In 1827, Peter Cunningham noted that ‘rabbits are bred around houses, but we have yet no wild ones in enclosures, although there is a good scope of sandy country on the sea-coast between Port Jackson and Botany Bay fit for little else than goat pasture and rabbit warrens; in which ways it may be profitably made use of, while at present it yields absolutely nothing’. (Peter Cunningham, Two Years in NSW, 1827, p. 304).
In May 1831, the Sydney Gazette reported that Alexander McLeay had built a ‘preserve, or rabbit-warren, surrounded by a substantial stone wall, and well stocked with that choice game’ on his land grant at Elizabeth Bay. He kept rabbits here for hunting, and it was said to be ‘the first, if not the only attempt of the kind in New South Wales.’
Likewise, between 1857 and 1864, Thomas Holt built ‘The Warren’ at Marrickville, on the banks of the Cooks River, over 100 acres on which he bred wild rabbits for hunting. Eugene Delange also had a rabbit-warren on his land at Putney in the 1850s. There is some debate as to whether rabbits that escaped from the warrens at Marrickville and Putney led to the later rabbit plague.
From the 1850s through to the 1870s, rabbits were regularly exhibited at the Royal Agricultural Show in Sydney.
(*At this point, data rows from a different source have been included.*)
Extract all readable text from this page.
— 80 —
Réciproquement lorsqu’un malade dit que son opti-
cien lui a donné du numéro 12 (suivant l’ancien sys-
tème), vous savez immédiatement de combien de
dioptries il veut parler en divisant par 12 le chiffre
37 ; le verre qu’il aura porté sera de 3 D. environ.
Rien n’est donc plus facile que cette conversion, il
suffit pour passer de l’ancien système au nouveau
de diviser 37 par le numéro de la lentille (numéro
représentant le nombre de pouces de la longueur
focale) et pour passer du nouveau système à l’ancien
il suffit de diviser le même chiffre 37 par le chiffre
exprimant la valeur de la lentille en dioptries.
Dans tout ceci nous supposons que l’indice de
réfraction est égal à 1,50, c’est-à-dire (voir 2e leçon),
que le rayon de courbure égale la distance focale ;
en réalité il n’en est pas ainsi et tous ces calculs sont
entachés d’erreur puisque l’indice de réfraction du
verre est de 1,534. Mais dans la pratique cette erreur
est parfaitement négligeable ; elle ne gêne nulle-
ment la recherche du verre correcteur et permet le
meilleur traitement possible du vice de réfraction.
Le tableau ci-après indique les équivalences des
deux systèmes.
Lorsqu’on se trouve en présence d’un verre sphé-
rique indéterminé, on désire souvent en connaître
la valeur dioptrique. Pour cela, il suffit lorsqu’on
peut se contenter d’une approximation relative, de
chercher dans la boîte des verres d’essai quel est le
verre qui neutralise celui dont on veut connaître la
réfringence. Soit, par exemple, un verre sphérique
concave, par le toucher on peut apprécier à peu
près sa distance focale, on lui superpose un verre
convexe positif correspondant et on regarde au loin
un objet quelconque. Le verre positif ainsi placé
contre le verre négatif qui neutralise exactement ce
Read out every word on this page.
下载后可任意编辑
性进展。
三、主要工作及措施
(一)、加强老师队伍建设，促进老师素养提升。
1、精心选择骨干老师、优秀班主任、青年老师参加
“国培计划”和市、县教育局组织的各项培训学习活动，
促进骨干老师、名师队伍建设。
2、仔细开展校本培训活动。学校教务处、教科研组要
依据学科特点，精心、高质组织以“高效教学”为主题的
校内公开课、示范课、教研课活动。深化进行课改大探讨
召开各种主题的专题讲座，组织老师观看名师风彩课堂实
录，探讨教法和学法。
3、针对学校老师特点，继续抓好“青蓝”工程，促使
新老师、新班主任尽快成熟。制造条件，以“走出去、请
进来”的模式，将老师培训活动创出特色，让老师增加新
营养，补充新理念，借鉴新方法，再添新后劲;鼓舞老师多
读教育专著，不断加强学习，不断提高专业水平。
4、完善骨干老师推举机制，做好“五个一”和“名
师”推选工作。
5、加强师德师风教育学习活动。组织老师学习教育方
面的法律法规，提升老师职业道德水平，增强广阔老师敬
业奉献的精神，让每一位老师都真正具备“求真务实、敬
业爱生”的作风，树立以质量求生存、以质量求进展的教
But this stopped in the 1880s, when rabbits started to populate in plague proportions. The increase in numbers was largely because their natural predators, carnivorous mammals such as quolls, had been hunted by humans and other predators or killed off during land clearance . In turn, clearing the land for agriculture likewise created an ideal habitat for rabbits to feed and breed, as were the mild winters in Sydney and NSW.
In response, the NSW Government passed the 1883 Rabbit Nuisance Act and set up a Rabbit Branch as part of the Department of Mines.
But rabbits were not only a rural problem in NSW and around Australia – for the remainder of the 19th century and into the 20th century, hundreds of thousands of rabbits entered Sydney every year. But sadly for the rabbits, most of them were dead by the time they arrived – they tended to used as a cheap food supply, or their pelts used to make hats and other textiles.
Techniques to eradicate rabbits included trapping, shooting and poisoning. By the early 20th century, research was carried out on the biological control of rabbits on Milson Island on the Hawkesbury River. During the lean times of the economic Depression of the 1930s and the Second World War, the ‘common and for so long despised rabbit’ played an important part in ‘feeding the nation’.
It was not until the introduction of myxomatosis in the 1950s that the population numbers of rabbits began to drop drastically.